Joe Duggan turned toward her with a confused gaze, his mouth open. He seemed to look right through her, not surprised or alarmed to see her, only vaguely aware that someone had entered the room. She fought for breath as she spied on her brother, Lou’s crumpled body laying against the bathroom door. Her brother Ben sat in a chair, face down on the table in a pool of blood. None of them moved. She kept her feet, even as she felt her knees weaken with violent trembling. Gripped by horror, she couldn’t think to run. Home had always been the safest place for her in all the world.
“Billy?” Her father’s face scrunched as if expecting a response. “What happened? Why did he–?”
“Billy’s not here.” Tirsa heard herself sob, remembering her brother who’d died in infancy. Her frustration and confusion about what he had to do with this macabre scene came out in her voice. “Billy died a long time ago, Papa.” She waited desperately for her father to make sense of this nightmare. And the blood. It was everywhere.
Why was he acting this way? Like she wasn’t there. Her response about Billy awakened her father from his stupor.
Her father scowled and narrowed his eyes. She shook and took a step back from his brewing anger. The dog wouldn’t stop barking.
“Ruff!” Joe hollered. “Shut up, dog!” He aimed the gun at the dining room door.
“No! Papa!” Tirsa squealed.
Bang! The barking ceased with a whine and then silence. She shrieked, her hands flying to her face, fingernails digging into her cheeks.
“Papa, please…”
Her father aimed the gun at her. “Shut your mouth! Don’t you get it? They’re all gone!”

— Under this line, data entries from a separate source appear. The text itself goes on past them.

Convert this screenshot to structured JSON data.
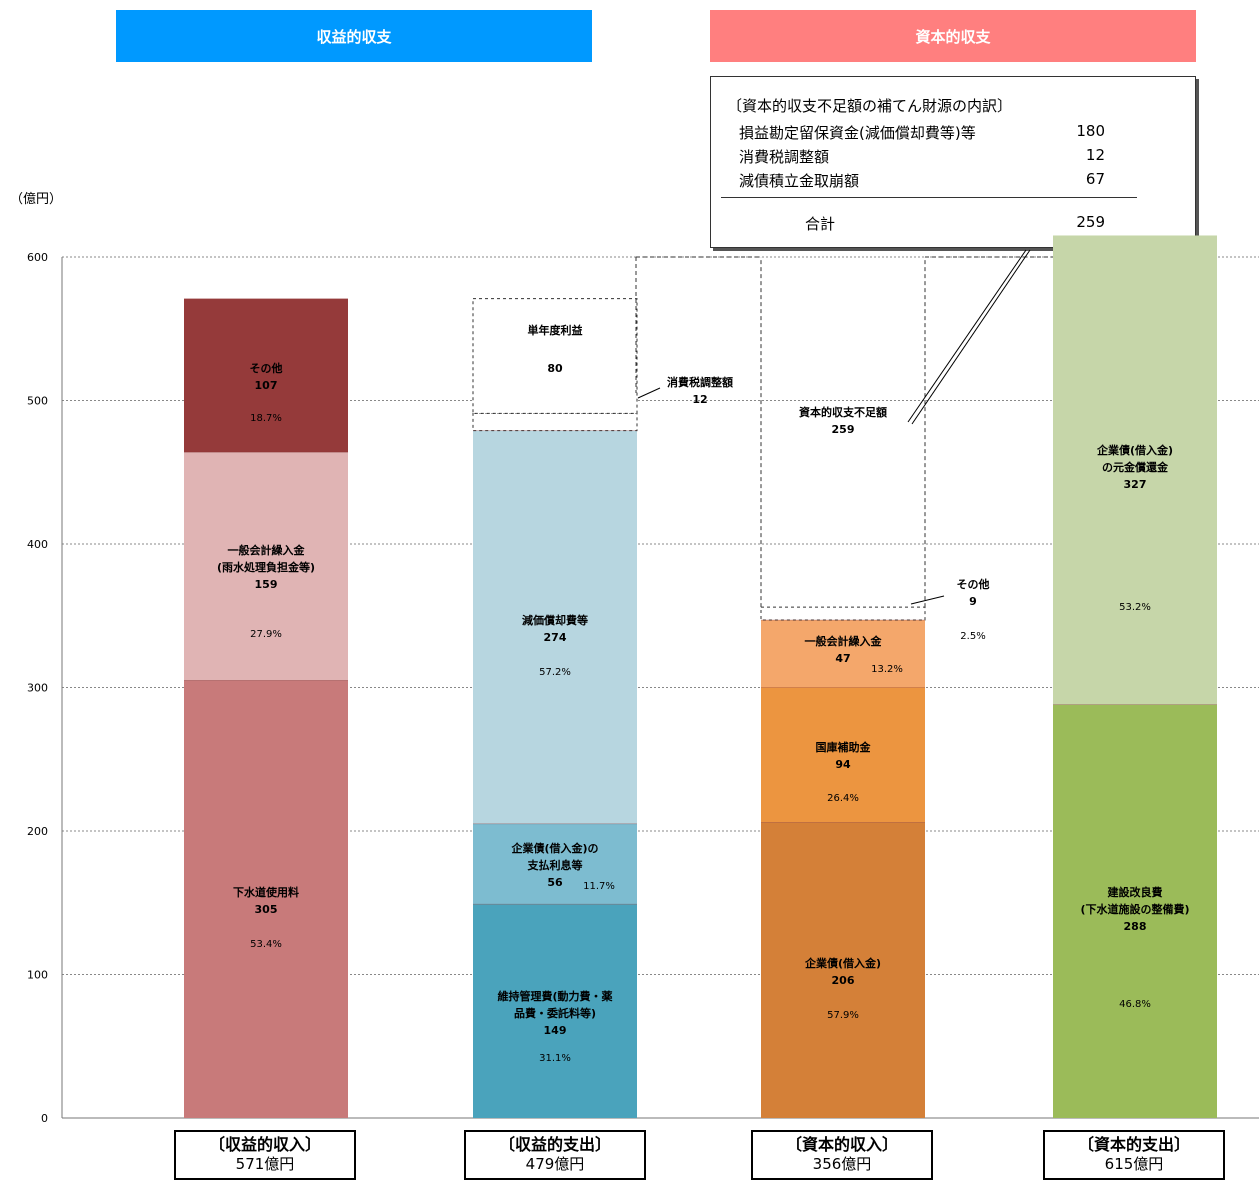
{
  "header": {
    "left": "収益的収支",
    "right": "資本的収支"
  },
  "unit_label": "（億円）",
  "breakdown": {
    "title": "〔資本的収支不足額の補てん財源の内訳〕",
    "rows": [
      {
        "label": "損益勘定留保資金(減価償却費等)等",
        "value": "180"
      },
      {
        "label": "消費税調整額",
        "value": "12"
      },
      {
        "label": "減債積立金取崩額",
        "value": "67"
      }
    ],
    "total": {
      "label": "合計",
      "value": "259"
    }
  },
  "chart_data": {
    "type": "bar",
    "stacked": true,
    "title": "",
    "ylabel": "（億円）",
    "ylim": [
      0,
      600
    ],
    "yticks": [
      "0",
      "100",
      "200",
      "300",
      "400",
      "500",
      "600"
    ],
    "grid": true,
    "categories": [
      {
        "name": "〔収益的収入〕",
        "total": "571億円"
      },
      {
        "name": "〔収益的支出〕",
        "total": "479億円"
      },
      {
        "name": "〔資本的収入〕",
        "total": "356億円"
      },
      {
        "name": "〔資本的支出〕",
        "total": "615億円"
      }
    ],
    "stacks": [
      [
        {
          "label": "下水道使用料",
          "value": 305,
          "pct": "53.4%",
          "color": "#c87a7a"
        },
        {
          "label": "一般会計繰入金\n(雨水処理負担金等)",
          "value": 159,
          "pct": "27.9%",
          "color": "#e0b4b4"
        },
        {
          "label": "その他",
          "value": 107,
          "pct": "18.7%",
          "color": "#953a3a"
        }
      ],
      [
        {
          "label": "維持管理費(動力費・薬\n品費・委託料等)",
          "value": 149,
          "pct": "31.1%",
          "color": "#4aa3bc"
        },
        {
          "label": "企業債(借入金)の\n支払利息等",
          "value": 56,
          "pct": "11.7%",
          "color": "#7dbcd0"
        },
        {
          "label": "減価償却費等",
          "value": 274,
          "pct": "57.2%",
          "color": "#b7d6e0"
        },
        {
          "label": "消費税調整額",
          "value": 12,
          "pct": "",
          "color": "#ffffff",
          "dashed": true,
          "outside": true
        },
        {
          "label": "単年度利益",
          "value": 80,
          "pct": "",
          "color": "#ffffff",
          "dashed": true
        }
      ],
      [
        {
          "label": "企業債(借入金)",
          "value": 206,
          "pct": "57.9%",
          "color": "#d48038"
        },
        {
          "label": "国庫補助金",
          "value": 94,
          "pct": "26.4%",
          "color": "#ec9540"
        },
        {
          "label": "一般会計繰入金",
          "value": 47,
          "pct": "13.2%",
          "color": "#f4a76b"
        },
        {
          "label": "その他",
          "value": 9,
          "pct": "2.5%",
          "color": "#ffffff",
          "dashed": true,
          "outside": true
        },
        {
          "label": "資本的収支不足額",
          "value": 259,
          "pct": "",
          "color": "#ffffff",
          "dashed": true,
          "open": true
        }
      ],
      [
        {
          "label": "建設改良費\n(下水道施設の整備費)",
          "value": 288,
          "pct": "46.8%",
          "color": "#9bbb59"
        },
        {
          "label": "企業債(借入金)\nの元金償還金",
          "value": 327,
          "pct": "53.2%",
          "color": "#c6d6a9"
        }
      ]
    ]
  }
}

She wailed, “Papa, it’s me, Tirsa!”
“You. Are you one of them?”
Tirsa gaped in silence, shaking her head. “One of who?”
“The ones with Lou!” His head jerked toward her brother, sprawled against the bathroom door. Papa’s eyes clouded. “Don’t you see…” His head shook and trembled, “…what he’s done?”
“Oh, Papa.” Tirsa sobbed. Her vision blurred as she stared down the barrel of the gun.
Joe’s finger closed on the trigger as Tirsa shut her eyes.